Marry Smart, the retrograde pile of garbage that the 'Princeton Mom' has sandwiched between two pieces of cardboard and called a book, drops today. That means Susan Patton is currently making the media rounds, questioning the notion of date rape and insisting that she is "not a provocative person."
She appeared in the flesh on Today this morning, dressed (as ever) in Princeton colors. Savannah Guthrie — who presumably did not spend her undergrad years laying man traps — began the segment by rattling off some gems from the book, such as the suggestion that, until you lay your eggs in some poor classmate, you should devote 75 percent of your energies to man hunting, and a mere 25 percent on professional development. "Doesn't that seem a bit out of whack?"
Whatevs, says Patton:
"Work will wait. Your fertility won't," she responded, suggesting that if you spend the 10 years after college focused on work, all your dreams of family will whither before your very eyes. I'm obviously not a scientist, but I'm pretty sure it'll keep until you can find a dating pool stocked with actual adults, rather than petrified freshmen.
Guthrie also confronted her with a passage suggesting that, "if you require major bodywork, get it done in high school." And Patton didn't flinch there, either, having the nerve to present the suggestion that high schoolers get major cosmetic surgery as an issue of self-esteem: "If you enter your college years not in your best form, not feeling as good as you can feel about yourself, you'll hamper your own chances for personal happiness as well as professional success."

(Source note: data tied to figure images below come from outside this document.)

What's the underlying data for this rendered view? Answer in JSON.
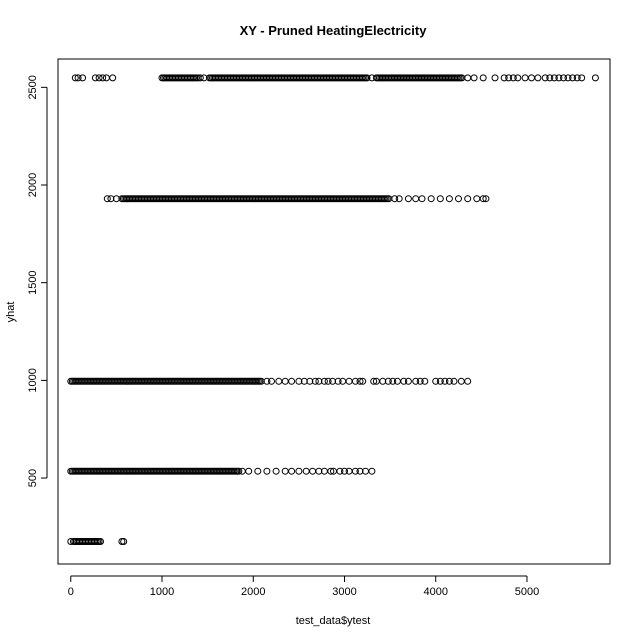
{
  "chart_data": {
    "type": "scatter",
    "title": "XY - Pruned HeatingElectricity",
    "xlabel": "test_data$ytest",
    "ylabel": "yhat",
    "xlim": [
      -140,
      5910
    ],
    "ylim": [
      60,
      2645
    ],
    "x_ticks": [
      0,
      1000,
      2000,
      3000,
      4000,
      5000
    ],
    "y_ticks": [
      500,
      1000,
      1500,
      2000,
      2500
    ],
    "marker": "open-circle",
    "grid": false,
    "legend": "none",
    "series": [
      {
        "levels": [
          {
            "y": 2548,
            "dense_ranges": [
              [
                1000,
                1400
              ],
              [
                1520,
                3250
              ],
              [
                3350,
                4300
              ]
            ],
            "sparse_x": [
              50,
              80,
              130,
              270,
              310,
              350,
              390,
              460,
              1420,
              1460,
              3300,
              4350,
              4420,
              4520,
              4650,
              4750,
              4800,
              4850,
              4900,
              4980,
              5050,
              5120,
              5200,
              5250,
              5300,
              5350,
              5400,
              5450,
              5500,
              5550,
              5600,
              5750
            ]
          },
          {
            "y": 1930,
            "dense_ranges": [
              [
                560,
                3500
              ]
            ],
            "sparse_x": [
              400,
              440,
              500,
              3550,
              3600,
              3700,
              3780,
              3850,
              3950,
              4050,
              4150,
              4250,
              4350,
              4450,
              4520,
              4550
            ]
          },
          {
            "y": 995,
            "dense_ranges": [
              [
                0,
                2100
              ]
            ],
            "sparse_x": [
              2150,
              2200,
              2280,
              2350,
              2420,
              2500,
              2560,
              2620,
              2680,
              2720,
              2780,
              2820,
              2870,
              2930,
              2980,
              3050,
              3120,
              3170,
              3200,
              3320,
              3350,
              3420,
              3480,
              3530,
              3580,
              3650,
              3700,
              3780,
              3830,
              3880,
              4000,
              4050,
              4100,
              4150,
              4200,
              4280,
              4350
            ]
          },
          {
            "y": 535,
            "dense_ranges": [
              [
                0,
                1850
              ]
            ],
            "sparse_x": [
              1880,
              1950,
              2050,
              2150,
              2250,
              2350,
              2420,
              2500,
              2580,
              2650,
              2720,
              2780,
              2850,
              2880,
              2950,
              3000,
              3050,
              3120,
              3170,
              3230,
              3300
            ]
          },
          {
            "y": 175,
            "dense_ranges": [
              [
                30,
                330
              ]
            ],
            "sparse_x": [
              0,
              560,
              580
            ]
          }
        ]
      }
    ]
  }
}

For the record, Today also spoke to some parents, who pretty uniformly suggested that no, they did not expect their children to devote their undergraduate years to finding a husband. Duh.
Patton also elaborated on the book's stance re: date rape. Rather than back down on her "spare me your 'blaming the victim' outrage" line of argument, she pretty much suggested the onus is on young women to avoid getting themselves raped: "It's all on them to not put themselves in a position where they are vulnerable to being abused or mistreated by a man," she added, suggesting that, "It's dangerous to say to women that you can count on men to act responsibility."